By Nicholas Johnston and Jens Erik Gould
August 10, 2009
Aug. 10 (Bloomberg) — President Barack Obama told his Mexican counterpart Felipe Calderon that he is committed to resolving a dispute over truck access to U.S. highways.
Obama said he will also address safety concerns about the trucks raised by the U.S. Congress, an administration official said after the two leaders met in Guadalajara yesterday at a summit of North American leaders. Calderon told Obama that the dispute has hurt trade, raised consumer costs and reduced job creation, according to a statement from his press office.
Removing restrictions that prevent Mexican trucks from delivering goods across the border has been a top issue for Calderon since the U.S. Congress, citing safety concerns, ended a pilot program in March that allowed some trucks access. Mexico retaliated by imposing $2.4 billion in tariffs on U.S. goods after the program ended, affecting companies such as Procter & Gamble Co., the world’s largest household-products maker.
U.S. exporters such as Appleton Papers Inc. of Appleton, Wisconsin, and Mary Kay Inc., the Dallas-based cosmetics seller, have urged Obama to reach an agreement to put Mexican trucks back on U.S. roads and end the tariffs imposed on makers of paper, batteries, toothpaste and grapes.
Closely held Appleton is a member of the Alliance to Keep U.S. Jobs, a group of companies formed to fight the tariffs. Other members include Caterpillar Inc., Smithfield Foods Inc. and PepsiCo Inc.
Nafta and Trucks
As part of the North American Free Trade Agreement, the U.S. agreed to allow Mexican trucks unrestricted access to deliver goods in the U.S., a pledge it has never fully honored because safety advocates and union officials say Mexico’s trucks and drivers don’t meet U.S. standards. Nafta rules would also have allowed Mexican trucks to pick up cargo to return to Mexico.
Around 4,500 Mexican trucking companies represented by the National Freight Transportation Chamber, known as Canacar, said in June they were seeking $6 billion in compensation from the U.S. because of the trucking conflict, alleging its northern neighbor wasn’t complying with Nafta.
In 2008, the U.S. and Mexico had $368 billion in trade, making Mexico the third-largest U.S. trading partner after Canada and China, according to the Commerce Department.
After their meeting, Obama and Calderon joined Canadian Prime Minister Stephen Harper for dinner and a performance by a mariachi troupe. The three plan more meetings today before holding a joint press conference.
Calderon and Obama also discussed cooperation on fighting drug cartels through the Merida Initiative, a three-year, $1.1 billion package of aid to Mexico that includes helicopters, intelligence sharing, and police training.
The U.S. is withholding 15 percent of the Merida funds until the State Department deems that Mexico has made progress on human rights. In today’s meeting, Obama underscored the importance of human rights and said Mexican progress on the issue will aid its fight against the drug cartels, the U.S. official said, speaking on the condition of anonymity.
Obama and Calderon also discussed the importance of coordination before a possible rebound of the deadly H1N1 swine flu, the Mexican statement said. The two presidents agreed to synchronize efforts to track the spread of the disease and prepare for outbreaks, the U.S. official said.
In May, the swine flu outbreak battered the Mexican economy as the government closed schools and restaurants, and foreign tourism revenue plunged. The flu may reduce Mexico’s gross domestic product 0.5 percent this year, according to central bank Governor Guillermo Ortiz.
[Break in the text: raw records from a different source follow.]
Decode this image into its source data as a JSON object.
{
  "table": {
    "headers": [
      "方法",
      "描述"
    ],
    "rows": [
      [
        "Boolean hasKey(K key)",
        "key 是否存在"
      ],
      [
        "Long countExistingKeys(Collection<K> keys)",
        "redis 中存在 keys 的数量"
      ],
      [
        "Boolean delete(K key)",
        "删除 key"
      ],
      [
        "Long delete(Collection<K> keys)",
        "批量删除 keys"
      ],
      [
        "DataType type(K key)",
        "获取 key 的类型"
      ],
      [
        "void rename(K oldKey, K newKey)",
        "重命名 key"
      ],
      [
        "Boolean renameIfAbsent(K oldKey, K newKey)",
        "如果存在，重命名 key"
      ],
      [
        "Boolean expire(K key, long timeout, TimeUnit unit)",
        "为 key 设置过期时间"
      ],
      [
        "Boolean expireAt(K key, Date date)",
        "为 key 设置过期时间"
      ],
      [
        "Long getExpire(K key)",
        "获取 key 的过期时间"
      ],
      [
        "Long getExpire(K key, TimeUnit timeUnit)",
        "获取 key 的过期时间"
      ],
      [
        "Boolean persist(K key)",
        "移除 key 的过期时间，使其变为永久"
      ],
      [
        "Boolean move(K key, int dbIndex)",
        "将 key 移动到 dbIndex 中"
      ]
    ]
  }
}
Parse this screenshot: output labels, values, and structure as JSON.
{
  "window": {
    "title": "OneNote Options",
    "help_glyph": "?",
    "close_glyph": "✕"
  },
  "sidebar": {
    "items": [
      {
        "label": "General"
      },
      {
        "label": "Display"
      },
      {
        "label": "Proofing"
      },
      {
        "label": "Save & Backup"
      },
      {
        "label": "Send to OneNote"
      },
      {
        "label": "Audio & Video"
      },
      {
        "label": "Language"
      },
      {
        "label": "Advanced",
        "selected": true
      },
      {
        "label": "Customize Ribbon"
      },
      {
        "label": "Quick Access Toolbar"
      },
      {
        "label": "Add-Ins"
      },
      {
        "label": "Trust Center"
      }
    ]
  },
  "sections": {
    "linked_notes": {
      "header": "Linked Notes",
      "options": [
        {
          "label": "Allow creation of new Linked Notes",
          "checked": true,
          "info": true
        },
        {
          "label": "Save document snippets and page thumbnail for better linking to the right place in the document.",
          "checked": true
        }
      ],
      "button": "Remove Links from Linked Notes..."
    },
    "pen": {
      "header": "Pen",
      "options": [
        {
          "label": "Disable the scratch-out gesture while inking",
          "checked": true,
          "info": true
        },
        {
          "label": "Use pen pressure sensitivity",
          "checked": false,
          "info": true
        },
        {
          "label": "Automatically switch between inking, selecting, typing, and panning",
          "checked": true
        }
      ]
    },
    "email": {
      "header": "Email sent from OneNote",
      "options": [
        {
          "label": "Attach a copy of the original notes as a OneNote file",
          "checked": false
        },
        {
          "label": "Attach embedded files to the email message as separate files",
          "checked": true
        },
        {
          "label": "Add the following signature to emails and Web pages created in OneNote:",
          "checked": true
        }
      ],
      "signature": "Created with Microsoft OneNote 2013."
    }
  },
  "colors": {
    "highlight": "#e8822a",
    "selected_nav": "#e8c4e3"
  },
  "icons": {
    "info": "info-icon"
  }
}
Mexico recorded 146 deaths from swine flu among 17,416 total cases, the health ministry said Aug. 4. There were 43,771 cases worldwide of H1N1 flu and 302 deaths as of July 24, according to the Centers for Disease Control and Prevention.
Canada’s Harper told Calderon during a meeting yesterday that he won’t lift a requirement that Mexicans obtain visas before visiting the country. Canada announced the rule last month after a surge in refugee claims from Mexico.
The visa rule “has nothing to do with our bilateral relationship or broader issues; it is simply a control measure while we have problems in the refugee system,” Harper told reporters after the meeting. “It is not the fault of the government of Mexico, very clearly. This is a problem of the Canadian refugee law.”
Harper said he hopes Canadian lawmakers will work to streamline the way refugee claims are dealt with. Harper is in a minority government and needs support from opposition lawmakers to amend the immigration system.